Apple Chief Executive Officer (CEO) Tim Cook has slammed the new religious freedom laws that he blames would promote discrimination and erode equality. Cook wrote his views in an editorial published in Washington Post where he called the new laws “very dangerous.”
One of the most powerful people of the Tech World Cook said that the law which has already been passed in more than 20 states “would allow people to discriminate against their neighbors.”
"There's something very dangerous happening in states across the country," Cook wrote in the editorial.
His comments come in the wake of the law passed in Indiana which, according to the critics, would allow businesses to deny service to homosexuals on religious grounds. The law passed in Arkansas says that the individuals can cite their personal religious beliefs to refuse service to a customer or resist a state nondiscrimination law. Although, the law does not mention gays or lesbians, it is believed that these laws would be misused to refuse people from LGBT their rights on religious grounds.

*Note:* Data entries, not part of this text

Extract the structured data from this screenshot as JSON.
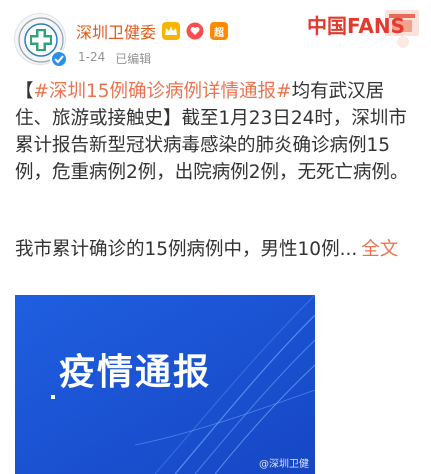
{
  "user": {
    "name": "深圳卫健委",
    "fans_badge": "超",
    "timestamp": "1-24",
    "edited": "已编辑"
  },
  "banner": {
    "text": "中国FANS"
  },
  "post": {
    "topic": "#深圳15例确诊病例详情通报#",
    "bracket_open": "【",
    "topic_suffix": "均有武汉居住、旅游或接触史",
    "bracket_close": "】",
    "body": "截至1月23日24时，深圳市累计报告新型冠状病毒感染的肺炎确诊病例15例，危重病例2例，出院病例2例，无死亡病例。",
    "preview": "我市累计确诊的15例病例中，男性10例...",
    "more": "全文"
  },
  "image": {
    "title": "疫情通报",
    "watermark": "@深圳卫健"
  },
  "colors": {
    "username": "#e05a19",
    "topic": "#eb7350",
    "image_bg": "#1b56d8"
  }
}
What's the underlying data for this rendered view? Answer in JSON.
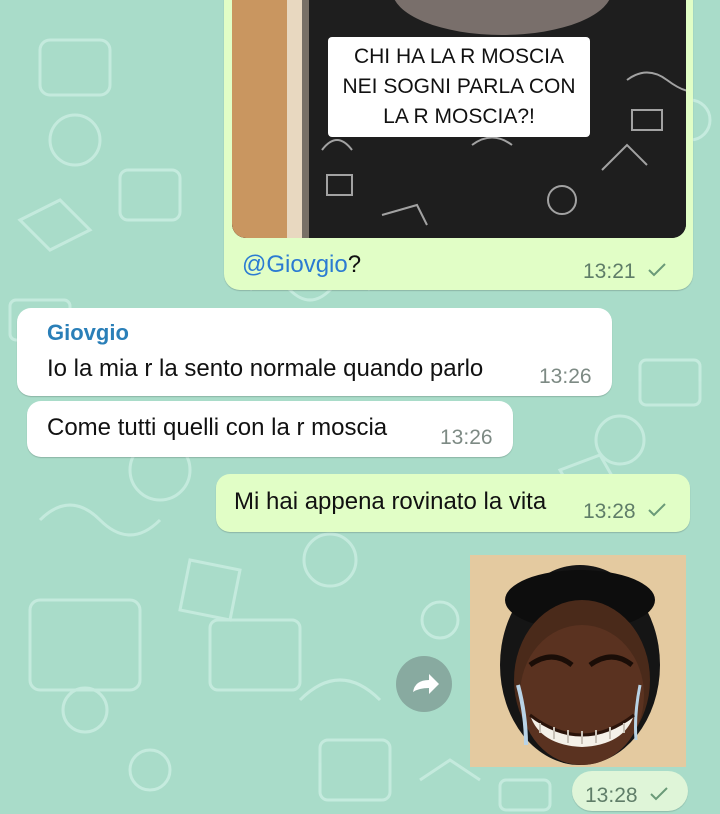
{
  "chat": {
    "video_message": {
      "caption_lines": [
        "CHI HA LA R MOSCIA",
        "NEI SOGNI PARLA CON",
        "LA R MOSCIA?!"
      ],
      "mention": "@Giovgio",
      "mention_suffix": "?",
      "time": "13:21",
      "status": "sent"
    },
    "reply_group": {
      "sender": "Giovgio",
      "sender_color": "#2a7fb8",
      "messages": [
        {
          "text": "Io la mia r la sento normale quando parlo",
          "time": "13:26"
        },
        {
          "text": "Come tutti quelli con la r moscia",
          "time": "13:26"
        }
      ]
    },
    "outgoing_text": {
      "text": "Mi hai appena rovinato la vita",
      "time": "13:28",
      "status": "sent"
    },
    "sticker_message": {
      "time": "13:28",
      "status": "sent",
      "forward_icon": "forward-arrow-icon"
    },
    "colors": {
      "wallpaper": "#a9dcc9",
      "outgoing_bubble": "#e1fec6",
      "incoming_bubble": "#ffffff",
      "mention": "#2b7bd2"
    }
  }
}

Cook cites the law being considered in Texas that would strip the salaries and pensions of clerks who issue marriage licenses to same-sex couples. The laws in Kentucky and Tennessee also ban same-sex marriage. Cook, who has publicly acknowledged his homosexuality and has spoken on the issues of homosexuality and LGBT rights a number of times, says that the law would enable people to discriminate against LGBT community.
In his editorial, Cook writes, “These bills rationalize injustice by pretending to defend something many of us hold dear. They go against the very principles our nation was founded on, and they have the potential to undo decades of progress toward greater equality."
Cook says, “America's business community recognized a long time ago that discrimination, in all its forms, is bad for business.”
Calling the people to join the movement against the law, Cook says, “on behalf of Apple, I'm standing up to oppose this new wave of legislation — wherever it emerges. I'm writing in the hopes that many more will join this movement.”
Cook, who was baptized as a child, said he has "great reverence for religious freedom," but said faith should not be used as a tool to discriminate.
Announcing that Apple would not allow any discrimination, Cook says, “Apple is open. Open to everyone, regardless of where they come from, what they look like, how they worship or who they love. Regardless of what the law might allow in Indiana or Arkansas, we will never tolerate discrimination."
“This isn't a political issue. It isn't a religious issue. This is about how we treat each other as human beings. Opposing discrimination takes courage. With the lives and dignity of so many people at stake, it's time for all of us to be courageous,” Cook concluded.
Under Cook, who became chief executive of the firm in 2011, Apple has become a far more active campaigner on social issues. Shortly after becoming leader, Cook instituted the company's first charitable gift-matching programme (Famously, Steve Jobs, the company's co-founder and chief executive from 1996 until his death in 2011, had given the company's charitable efforts a low priority), while the company launched an advert supporting Pride last July.